State v. Fontaine Washington, 2011AP2462-CR, District 1, 1/17/14; court of appeals decision (not recommended for publication); case activity
Washington fled from officers trying to stop the car he was driving. (¶2). Before Washington was finally stopped and arrested, the officers in pursuit saw him throw something “shiny” out the car window; a search of the area where the object was thrown turned up a gun about 30 feet off the roadway. (¶3). Washington was charged with being a felon in possession of a firearm, but he denied possessing, much less throwing, the gun, and went to trial. Washington was convicted, though the state’s experts testified they didn’t find Washington’s DNA or fingerprints on the gun and there was no evidence the gun had scratch marks or grass stains indicating it was thrown 30 feet from a moving car. (¶4).
Washington moved for a new trial, alleging counsel was ineffective for failing to present the defense that he could not have thrown the gun police recovered because it was found too far from the road to have been tossed from a moving vehicle. (¶5). In particular, he alleged counsel failed to elicit the fact that the gun was found 30 feet from the roadway and that he would have had to have thrown the gun more than 30 feet given the width of the road and presence of parked cars. (¶5). In addition, postconviction counsel developed demonstrative evidence about the difficulty of throwing a gun 30 feet from a car by conducting an experiment in which a similarly weighted toy gun was thrown six times from a moving car at the same site; the longest throw that experiment obtained was just over 21 feet from the roadway. (¶¶5-6).

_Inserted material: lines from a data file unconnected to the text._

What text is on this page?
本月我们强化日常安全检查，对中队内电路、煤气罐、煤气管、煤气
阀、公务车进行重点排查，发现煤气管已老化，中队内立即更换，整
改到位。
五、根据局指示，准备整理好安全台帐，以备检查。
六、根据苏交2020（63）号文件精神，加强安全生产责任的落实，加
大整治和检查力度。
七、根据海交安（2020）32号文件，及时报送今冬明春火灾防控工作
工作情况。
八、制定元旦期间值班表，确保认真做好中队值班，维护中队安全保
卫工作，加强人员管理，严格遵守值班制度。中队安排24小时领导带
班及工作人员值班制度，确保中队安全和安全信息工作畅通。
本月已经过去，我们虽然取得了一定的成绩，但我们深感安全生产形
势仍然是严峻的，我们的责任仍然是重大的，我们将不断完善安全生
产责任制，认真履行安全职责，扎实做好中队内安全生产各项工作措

Defense counsel testified she did not strategically reject the distance defense; instead, she said, the defense didn’t occur to her, for she “didn’t conceptualize that 30 feet would be a possible or impossible distance to throw.” (¶14). Thus, at trial she did nothing to suggest it was improbable, if not impossible, for Washington to have thrown the gun that far while driving. She also agreed that if he was unable to throw the gun where it was found, he would have had a possible defense. While failure to present a particular defense doesn’t automatically mean counsel was deficient, State v. Koller, 2001 WI App 253, ¶53, 248 Wis. 2d 259, 635 N.W.2d 838, the court concludes counsel’s performance was deficient under the circumstances of this case. (¶¶13-16).
A useful reminder that wondering about the small, seemingly innocuous facts might open a whole new perspective on the case and suggest possible defenses.
Further, counsel’s deficiency prejudiced Washington’s defense:
¶18 The State’s case with regard to the possession charge was entirely dependent on the testimonies of Officers Burch and Burger—both of whom testified that Washington threw a “shiny object” from his car window—and the subsequent recovery of a firearm in a vacant field on North Mother Simpson Way. Because the jury was not aware of where exactly the gun was recovered, the jury could have assumed that the gun was recovered within easy throwing distance of Washington’s car. Evidence that the gun was recovered approximately 30 feet from a roadway, and, consequently, that the throw was practically impossible, would have been probative given the following undisputed facts: (1) Officer Lewis testified that she responded to reports of gunfire in the same area at around the same time she was contacted by Officers Burch and Burger; (2) the gun had neither Washington’s DNA nor fingerprints; (3) no argument was made that the gun had scuff marks suggesting the gun had hit the ground after being thrown 30 feet from a moving vehicle; (4) Washington consistently denied possessing a gun; and (5) neither registration records nor other witness accounts linked Washington with the recovered firearm. The lack of evidence suggesting the probability of Washington’s ability to throw a gun 30 feet or more from a moving vehicle undermines our confidence in the outcome.
A procedural note: The circuit court initially denied Washington’s postconviction motion without a hearing. After Washington appealed the court of appeals remanded for a hearing under State v. Machner, 92 Wis. 2d 797, 285 N.W.2d 905 (Ct. App. 1979). (¶5). Before the hearing Washington filed an amended motion alleging, as an alternative to his IAC claim, that the results of the throwing experiment constituted newly discovered evidence. (¶6). The circuit court found counsel was not ineffective, but granted a new trial based on the newly discovered evidence. (¶7). In addition to arguing that Washington didn’t satisfy the test for newly discovered evidence, the state objected that the trial court didn’t have the competency to consider the newly discovered evidence claim, as the remand contemplated only a Machner hearing. (¶8). Citing State v. Castillo, 213 Wis. 2d 488, 492, 570 N.W.2d 44 (1997) (“An appellate court should decide cases on the narrowest possible grounds”), and State v. Smiter, 2011 WI App 15, ¶9, 331 Wis. 2d 431, 793 N.W.2d 920 (“[W]e may affirm the circuit court’s order on different grounds”), the court of appeals doesn’t decide the merits of the state’s claims because it concludes, unlike the circuit court, that Washington’s defense counsel was ineffective. (¶8).